The Supreme Court ruled, 5-4, in favor of Pierce. Chief Justice John Roberts wrote the opinion for the court and held that it violated separation of powers for Congress to allow non-Article III bankruptcy judges — those who lack life tenure and the protection of their salary given to the judiciary by Article III of the U.S. Constitution — the ability to issue a final judgment over state law claims. The court rejected Justice Stephen Breyer’s argument in the dissent that the result would create a practical nightmare for the federal district courts.

Immediately after Stern v. Marshall was decided, I said that the significance of the case would turn on whether consent can cure the problem. In the vast majority of instances, the parties will consent to allow the bankruptcy court to issue a final judgment. But if consent is not sufficient, then the implications are enormous. A significant percentage of bankruptcy cases have state law claims and other matters in which the bankruptcy court will have to make reports and recommendations to the district court. As Breyer feared, cases will ping-pong back and forth between the bankruptcy courts and the district courts.

The workload increase for already overtaxed federal district courts will be great. As Breyer pointed out, “[T]he volume of bankruptcy cases is staggering, involving almost 1.6 million filings last year, compared to a federal district court docket of around 260,000 civil cases and 78,000 criminal cases.”

POTENTIAL WORKLOAD INCREASE

But the implications for the federal judicial system go far beyond that. Federal magistrate judges issue final judgments in civil cases, including holding jury trials, with the consent of the parties. Magistrate judges, like bankruptcy judges, are non-Article III judges who sit for fixed terms. If consent is not sufficient, no longer could they decide state law matters. The workload increase for federal district courts would be dramatic. There is no clear answer to whether consent is sufficient to allow a bankruptcy court to issue a final judgment over state law claims.

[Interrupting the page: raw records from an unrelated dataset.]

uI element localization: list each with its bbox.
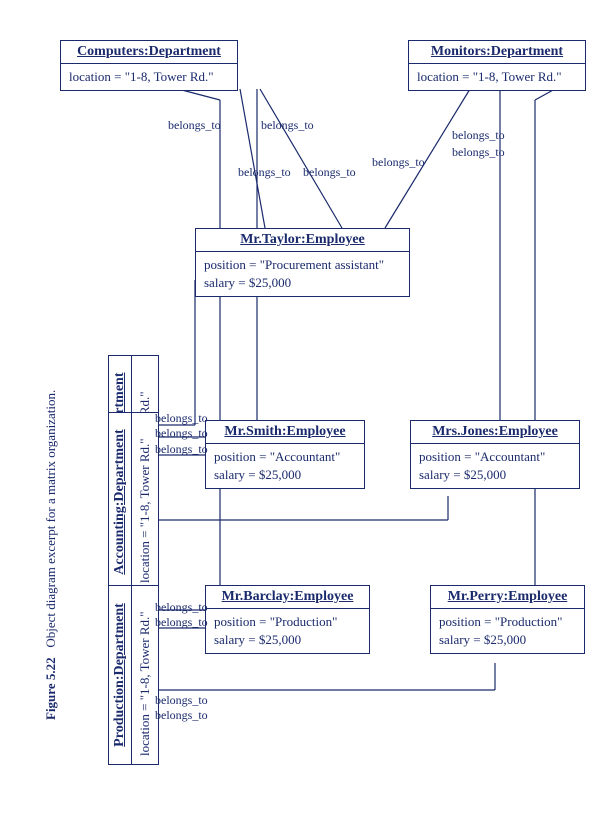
link-label: belongs_to <box>303 165 356 180</box>
attr-position: position = "Procurement assistant" <box>204 256 401 274</box>
attr-salary: salary = $25,000 <box>419 466 571 484</box>
object-perry-employee: Mr.Perry:Employee position = "Production… <box>430 585 585 654</box>
link-label: belongs_to <box>238 165 291 180</box>
link-label: belongs_to <box>452 145 505 160</box>
attr-location: location = "1-8, Tower Rd." <box>136 594 154 756</box>
link-label: belongs_to <box>155 708 208 723</box>
attr-salary: salary = $25,000 <box>204 274 401 292</box>
attr-position: position = "Production" <box>214 613 361 631</box>
attr-location: location = "1-8, Tower Rd." <box>136 421 154 583</box>
object-title: Mr.Smith:Employee <box>206 421 364 444</box>
object-title: Accounting:Department <box>109 413 132 591</box>
object-title: Mr.Taylor:Employee <box>196 229 409 252</box>
attr-position: position = "Accountant" <box>419 448 571 466</box>
object-title: Computers:Department <box>61 41 237 64</box>
object-barclay-employee: Mr.Barclay:Employee position = "Producti… <box>205 585 370 654</box>
attr-salary: salary = $25,000 <box>439 631 576 649</box>
attr-location: location = "1-8, Tower Rd." <box>69 68 229 86</box>
object-title: Production:Department <box>109 586 132 764</box>
object-title: Mr.Barclay:Employee <box>206 586 369 609</box>
attr-position: position = "Production" <box>439 613 576 631</box>
attr-salary: salary = $25,000 <box>214 466 356 484</box>
diagram-page: Computers:Department location = "1-8, To… <box>0 0 603 820</box>
link-label: belongs_to <box>155 615 208 630</box>
attr-location: location = "1-8, Tower Rd." <box>417 68 577 86</box>
link-label: belongs_to <box>155 426 208 441</box>
link-label: belongs_to <box>452 128 505 143</box>
caption-text: Object diagram excerpt for a matrix orga… <box>43 390 58 648</box>
link-label: belongs_to <box>155 693 208 708</box>
link-label: belongs_to <box>168 118 221 133</box>
link-label: belongs_to <box>155 411 208 426</box>
attr-position: position = "Accountant" <box>214 448 356 466</box>
figure-caption: Figure 5.22 Object diagram excerpt for a… <box>43 390 59 720</box>
object-smith-employee: Mr.Smith:Employee position = "Accountant… <box>205 420 365 489</box>
object-production-department: Production:Department location = "1-8, T… <box>108 585 159 765</box>
link-label: belongs_to <box>155 442 208 457</box>
object-computers-department: Computers:Department location = "1-8, To… <box>60 40 238 91</box>
link-label: belongs_to <box>372 155 425 170</box>
attr-salary: salary = $25,000 <box>214 631 361 649</box>
object-title: Mrs.Jones:Employee <box>411 421 579 444</box>
object-monitors-department: Monitors:Department location = "1-8, Tow… <box>408 40 586 91</box>
object-jones-employee: Mrs.Jones:Employee position = "Accountan… <box>410 420 580 489</box>
object-title: Mr.Perry:Employee <box>431 586 584 609</box>
caption-prefix: Figure 5.22 <box>43 657 58 720</box>
object-title: Monitors:Department <box>409 41 585 64</box>
link-label: belongs_to <box>261 118 314 133</box>
object-taylor-employee: Mr.Taylor:Employee position = "Procureme… <box>195 228 410 297</box>
object-accounting-department: Accounting:Department location = "1-8, T… <box>108 412 159 592</box>
link-label: belongs_to <box>155 600 208 615</box>
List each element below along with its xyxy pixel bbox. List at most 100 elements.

On the one hand, it is possible to draw a distinction between subject-matter jurisdiction, which cannot be gained by consent, and the authority to issue a final judgment, which arguably can be gained by consent. Arbiters, who are not Article III judges, have this authority all the time.

On the other hand, both limits on subject-matter jurisdiction and limits on the authority to issue a final judgment are based on Article III of the Constitution. Both are structural constitutional limits and structural limits cannot be overcome by consent.

Not surprisingly, there is a split among the federal courts of appeals as to whether a bankruptcy court can issue a final judgment with consent of the parties. Appeals courts in the Fifth Circuit, the Sixth Circuit and the Seventh Circuit have said that consent is not sufficient to cure a Stern v. Marshall problem. The Ninth Circuit, though, came to the opposite conclusion and held that even implied consent is sufficient.

A case about bankruptcy court jurisdiction will not make headlines, but for federal judges and lawyers who practice in those courts, no case will be more closely watched than Executive Benefits v. Arkison. It likely will be argued in January 2014 and decided in the spring.

Erwin Chemerinsky is dean and Raymond Pryke Professor of First Amendment Law at University of California, Irvine School of Law.